One concern with the research comparing low carb diets to other diets is that the protein intake isn’t always matched between study participant groups.  The advantages with higher protein diets are that protein consumption increases the thermic effect in our bodies, leads to prolonged satiety, and helps retain lean muscle mass when dieting. (3)  One study that did match protein compared this with moderate carb diet (40% of calories from carbs) and very low carbohydrate/ketogenic diet (5% of calories from carbs).  The group with high protein and moderate carbs showed a small, but not significantly significant, tendency to lose more body fat compared to the low carb group.  While both diets improved insulin sensitivity, the ketogenic diet caused increased in inflammatory markers and study participants felt fatigued. (3)

Other researchers compared four different types of diets: 1) normal protein, normal carb; 2) normal protein, low carb; 3) high protein, low carb; 4) high protein, normal carb. The high protein groups lost the most weight and varied levels of fats and carbs consumption didn’t change body composition. (4)

Most people do well with some carbohydrates in their diet, but the type of carbohydrate and the amount of protein consumption can make a big difference.  Others might need to decrease their carbohydrate consumption slightly.  There are a few people – like elite endurance athletes – who do better on a very high carbohydrate diet, but most of us are not in this category.  But, on the other hand, there are some elite athletes who do well on a low carb, high protein diet.  There are some patients – such as those who are sedentary and struggling to lose weight due to metabolic issues – who often do well with a low or very low carbohydrate diet for several months as they transition to a more active lifestyle.

There are circumstances where a low carbohydrate diet should be avoided.  Such is the case in pregnancy as carbohydrates are essential for fetal brain development and growth.  Most experts recommend that at least 30% of calories come from carbohydrates during pregnancy.

A patient with hypothyroidism is also not recommended for a low carb diet.  This is because insulin is needed for the conversion of inactive T4 to active T3.  On a low carb diet, insulin levels can tend to be very low. (5)  Those suffering from the effects of high stress with fatigue and anxiety are also not ideal candidates for a low carb diet.  This is because a high protein diet may reduce the calming neurotransmitter GABA and carbohydrates seem to improve the body’s response to stress. (6)

So, as you can see, carbohydrate needs do really vary from person to person.  In my opinion, carbs should not be feared, but rather optimized.  Look at the types of carbs you’re eating and opt for the whole, unrefined, nutrient-dense varieties.  Work with a health professional – like a registered dietitian or a naturopathic doctor – who can help you to determine the optimal macronutrient intake for your unique needs.

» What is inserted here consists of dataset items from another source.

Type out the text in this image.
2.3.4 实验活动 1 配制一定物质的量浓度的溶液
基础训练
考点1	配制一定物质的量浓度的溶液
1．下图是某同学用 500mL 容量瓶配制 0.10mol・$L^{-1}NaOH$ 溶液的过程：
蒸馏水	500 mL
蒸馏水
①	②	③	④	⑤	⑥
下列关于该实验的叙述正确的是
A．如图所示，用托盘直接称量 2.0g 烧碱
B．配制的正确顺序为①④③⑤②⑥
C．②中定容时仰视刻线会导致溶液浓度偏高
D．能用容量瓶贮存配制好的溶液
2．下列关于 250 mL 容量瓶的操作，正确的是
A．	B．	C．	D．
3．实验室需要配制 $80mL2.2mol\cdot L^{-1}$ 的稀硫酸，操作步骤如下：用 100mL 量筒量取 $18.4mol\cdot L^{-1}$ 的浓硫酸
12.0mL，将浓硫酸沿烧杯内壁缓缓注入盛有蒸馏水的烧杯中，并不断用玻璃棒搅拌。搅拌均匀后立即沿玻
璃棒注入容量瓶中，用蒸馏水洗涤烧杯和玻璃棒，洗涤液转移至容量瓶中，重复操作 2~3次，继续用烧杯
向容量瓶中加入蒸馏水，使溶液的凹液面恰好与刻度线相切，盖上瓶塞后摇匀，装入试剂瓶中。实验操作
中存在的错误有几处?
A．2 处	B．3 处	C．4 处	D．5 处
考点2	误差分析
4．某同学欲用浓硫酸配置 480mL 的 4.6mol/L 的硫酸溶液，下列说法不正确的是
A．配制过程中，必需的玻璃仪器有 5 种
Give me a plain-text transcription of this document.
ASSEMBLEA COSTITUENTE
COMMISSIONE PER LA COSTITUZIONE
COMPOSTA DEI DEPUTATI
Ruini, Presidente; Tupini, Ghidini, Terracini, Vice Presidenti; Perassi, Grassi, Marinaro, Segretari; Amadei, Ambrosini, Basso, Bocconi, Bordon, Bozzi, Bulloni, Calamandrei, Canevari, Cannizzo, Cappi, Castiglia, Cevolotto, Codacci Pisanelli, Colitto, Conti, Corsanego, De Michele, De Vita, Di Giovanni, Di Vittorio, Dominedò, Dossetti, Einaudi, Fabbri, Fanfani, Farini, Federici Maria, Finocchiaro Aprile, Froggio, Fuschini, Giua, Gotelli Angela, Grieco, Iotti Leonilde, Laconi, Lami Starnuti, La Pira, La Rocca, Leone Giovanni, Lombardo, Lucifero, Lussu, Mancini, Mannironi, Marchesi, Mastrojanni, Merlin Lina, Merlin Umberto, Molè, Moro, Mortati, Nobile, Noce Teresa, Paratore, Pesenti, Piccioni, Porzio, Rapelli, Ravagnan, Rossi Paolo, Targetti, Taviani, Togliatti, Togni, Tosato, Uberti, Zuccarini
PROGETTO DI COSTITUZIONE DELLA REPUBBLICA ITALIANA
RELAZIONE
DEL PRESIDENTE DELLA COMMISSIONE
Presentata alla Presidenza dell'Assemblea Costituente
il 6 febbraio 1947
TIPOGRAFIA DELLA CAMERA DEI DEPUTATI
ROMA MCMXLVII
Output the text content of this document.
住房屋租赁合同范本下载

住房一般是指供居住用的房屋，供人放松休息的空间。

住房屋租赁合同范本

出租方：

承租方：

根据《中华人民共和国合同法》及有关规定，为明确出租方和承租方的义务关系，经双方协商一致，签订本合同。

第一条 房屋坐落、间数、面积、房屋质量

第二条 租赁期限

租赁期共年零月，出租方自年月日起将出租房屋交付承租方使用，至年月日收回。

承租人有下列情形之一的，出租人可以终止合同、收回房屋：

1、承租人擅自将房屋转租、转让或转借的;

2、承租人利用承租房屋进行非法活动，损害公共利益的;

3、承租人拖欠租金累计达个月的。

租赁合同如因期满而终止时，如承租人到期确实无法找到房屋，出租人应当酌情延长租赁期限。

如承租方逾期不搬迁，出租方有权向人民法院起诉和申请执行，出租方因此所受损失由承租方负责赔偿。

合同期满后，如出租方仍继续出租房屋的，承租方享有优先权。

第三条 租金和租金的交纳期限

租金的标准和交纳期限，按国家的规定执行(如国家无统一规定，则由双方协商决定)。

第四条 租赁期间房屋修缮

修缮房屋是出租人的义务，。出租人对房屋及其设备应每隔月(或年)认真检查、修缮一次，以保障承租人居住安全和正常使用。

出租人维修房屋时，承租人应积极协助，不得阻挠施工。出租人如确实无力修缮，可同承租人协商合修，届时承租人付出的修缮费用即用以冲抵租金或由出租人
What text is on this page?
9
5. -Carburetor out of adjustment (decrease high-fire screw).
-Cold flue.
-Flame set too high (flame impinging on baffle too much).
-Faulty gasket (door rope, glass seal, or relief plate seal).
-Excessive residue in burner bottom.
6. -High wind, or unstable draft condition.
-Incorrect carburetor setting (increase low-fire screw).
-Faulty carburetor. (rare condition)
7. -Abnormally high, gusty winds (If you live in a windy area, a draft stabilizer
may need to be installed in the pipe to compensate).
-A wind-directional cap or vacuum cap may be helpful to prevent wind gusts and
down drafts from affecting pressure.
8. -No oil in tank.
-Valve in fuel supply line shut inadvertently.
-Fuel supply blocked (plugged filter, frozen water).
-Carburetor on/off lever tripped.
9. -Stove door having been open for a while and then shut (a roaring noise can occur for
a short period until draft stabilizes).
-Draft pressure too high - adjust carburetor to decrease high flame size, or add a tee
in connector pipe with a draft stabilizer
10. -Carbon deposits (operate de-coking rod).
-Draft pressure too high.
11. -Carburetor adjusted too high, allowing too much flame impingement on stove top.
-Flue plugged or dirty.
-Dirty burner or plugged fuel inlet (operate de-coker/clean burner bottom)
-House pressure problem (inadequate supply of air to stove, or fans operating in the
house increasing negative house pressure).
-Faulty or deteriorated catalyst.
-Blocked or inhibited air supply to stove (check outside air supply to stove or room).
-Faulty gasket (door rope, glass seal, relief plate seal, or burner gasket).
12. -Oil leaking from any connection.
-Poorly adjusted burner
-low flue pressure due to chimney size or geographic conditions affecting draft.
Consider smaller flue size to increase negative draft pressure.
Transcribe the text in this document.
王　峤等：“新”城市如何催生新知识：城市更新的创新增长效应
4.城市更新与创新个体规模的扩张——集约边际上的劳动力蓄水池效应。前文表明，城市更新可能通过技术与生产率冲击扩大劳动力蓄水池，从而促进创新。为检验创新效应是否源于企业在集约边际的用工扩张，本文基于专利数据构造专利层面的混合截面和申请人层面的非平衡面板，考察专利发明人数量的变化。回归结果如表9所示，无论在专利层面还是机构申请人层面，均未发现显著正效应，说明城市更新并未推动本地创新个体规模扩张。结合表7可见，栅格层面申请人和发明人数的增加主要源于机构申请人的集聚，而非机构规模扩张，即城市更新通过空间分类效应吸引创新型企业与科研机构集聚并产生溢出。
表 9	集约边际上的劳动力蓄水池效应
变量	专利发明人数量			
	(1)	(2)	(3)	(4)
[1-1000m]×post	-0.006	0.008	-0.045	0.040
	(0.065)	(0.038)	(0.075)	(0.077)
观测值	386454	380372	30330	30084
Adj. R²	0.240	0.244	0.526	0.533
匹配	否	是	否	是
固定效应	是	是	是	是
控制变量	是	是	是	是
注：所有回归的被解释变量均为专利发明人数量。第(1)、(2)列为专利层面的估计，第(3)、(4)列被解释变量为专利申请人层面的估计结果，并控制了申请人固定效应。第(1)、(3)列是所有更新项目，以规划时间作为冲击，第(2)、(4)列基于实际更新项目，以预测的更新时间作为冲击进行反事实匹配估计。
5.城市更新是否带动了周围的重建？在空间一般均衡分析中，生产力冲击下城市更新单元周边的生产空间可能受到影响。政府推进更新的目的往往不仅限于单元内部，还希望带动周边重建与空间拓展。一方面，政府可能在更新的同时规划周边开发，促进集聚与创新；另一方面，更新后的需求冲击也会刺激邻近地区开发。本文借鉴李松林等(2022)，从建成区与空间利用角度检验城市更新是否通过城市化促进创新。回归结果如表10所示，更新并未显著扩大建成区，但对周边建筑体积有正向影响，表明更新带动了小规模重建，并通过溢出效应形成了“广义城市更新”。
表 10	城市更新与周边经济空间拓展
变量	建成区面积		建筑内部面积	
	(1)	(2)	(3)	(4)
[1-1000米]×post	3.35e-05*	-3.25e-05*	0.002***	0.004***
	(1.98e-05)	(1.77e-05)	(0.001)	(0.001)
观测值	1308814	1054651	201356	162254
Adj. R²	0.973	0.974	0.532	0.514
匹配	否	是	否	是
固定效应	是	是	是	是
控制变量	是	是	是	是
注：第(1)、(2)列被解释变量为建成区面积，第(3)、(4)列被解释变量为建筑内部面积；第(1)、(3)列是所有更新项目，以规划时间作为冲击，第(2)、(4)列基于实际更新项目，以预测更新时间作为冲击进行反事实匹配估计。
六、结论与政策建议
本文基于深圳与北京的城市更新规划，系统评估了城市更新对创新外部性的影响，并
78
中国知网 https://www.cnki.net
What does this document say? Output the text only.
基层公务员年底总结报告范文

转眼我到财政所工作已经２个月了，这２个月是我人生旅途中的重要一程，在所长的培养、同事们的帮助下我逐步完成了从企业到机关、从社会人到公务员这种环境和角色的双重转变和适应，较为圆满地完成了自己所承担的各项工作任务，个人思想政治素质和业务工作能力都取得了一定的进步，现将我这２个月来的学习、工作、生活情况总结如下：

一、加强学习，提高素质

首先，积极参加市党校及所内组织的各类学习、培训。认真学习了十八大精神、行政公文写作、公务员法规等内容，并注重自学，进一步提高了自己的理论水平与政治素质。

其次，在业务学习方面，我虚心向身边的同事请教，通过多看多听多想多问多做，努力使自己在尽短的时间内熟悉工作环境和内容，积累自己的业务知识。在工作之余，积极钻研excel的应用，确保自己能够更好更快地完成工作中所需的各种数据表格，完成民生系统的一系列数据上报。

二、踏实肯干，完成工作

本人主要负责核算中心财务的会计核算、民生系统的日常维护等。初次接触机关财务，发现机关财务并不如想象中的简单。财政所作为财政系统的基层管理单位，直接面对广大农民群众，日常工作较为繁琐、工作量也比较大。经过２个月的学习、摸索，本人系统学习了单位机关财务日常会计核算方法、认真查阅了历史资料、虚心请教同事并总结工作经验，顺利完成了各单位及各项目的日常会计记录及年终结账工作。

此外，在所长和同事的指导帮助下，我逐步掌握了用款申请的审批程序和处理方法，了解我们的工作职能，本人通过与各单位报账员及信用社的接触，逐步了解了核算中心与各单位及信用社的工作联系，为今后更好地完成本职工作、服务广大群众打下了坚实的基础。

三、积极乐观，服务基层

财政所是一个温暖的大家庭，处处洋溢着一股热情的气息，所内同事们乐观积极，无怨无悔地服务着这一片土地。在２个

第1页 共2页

  1. Gunnars, Kris. 6 Reasons to Stop Calling Low-Carb a “Fad” Diet. Authority Nutrition. [Online] [Cited: 9 2, 2015.]
  2. Low-carb diet: Can it help you lose weight? Mayo Clinic. [Online] [Cited: 9 2, 2015.]
  3. Pierre, Brian St. Carb controversy: Why low-carb diets have got it all wrong. Precision Nutrition. [Online] [Cited: 9 2, 2015.]
  4. Relatively high-protein or ‘low-carb’ energy-restricted diets for body weight loss and body weight maintenance? Soenen S et al. 107, s.l. : Physiol Behav, 2012 , Vol. 3.
  5. Laura Schoenfeld, RD. Is a Low-Carb Diet Ruining Your Health? Chris Kresser. [Online] 8 26, 2014. [Cited: 9 2, 2015.]
  6. Lara Briden, ND. Gentle Carbs for GABA, Cortisol and Adrenal Health. Lara Briden. [Online] 2 10, 2013. [Cited: 9 2, 2015.]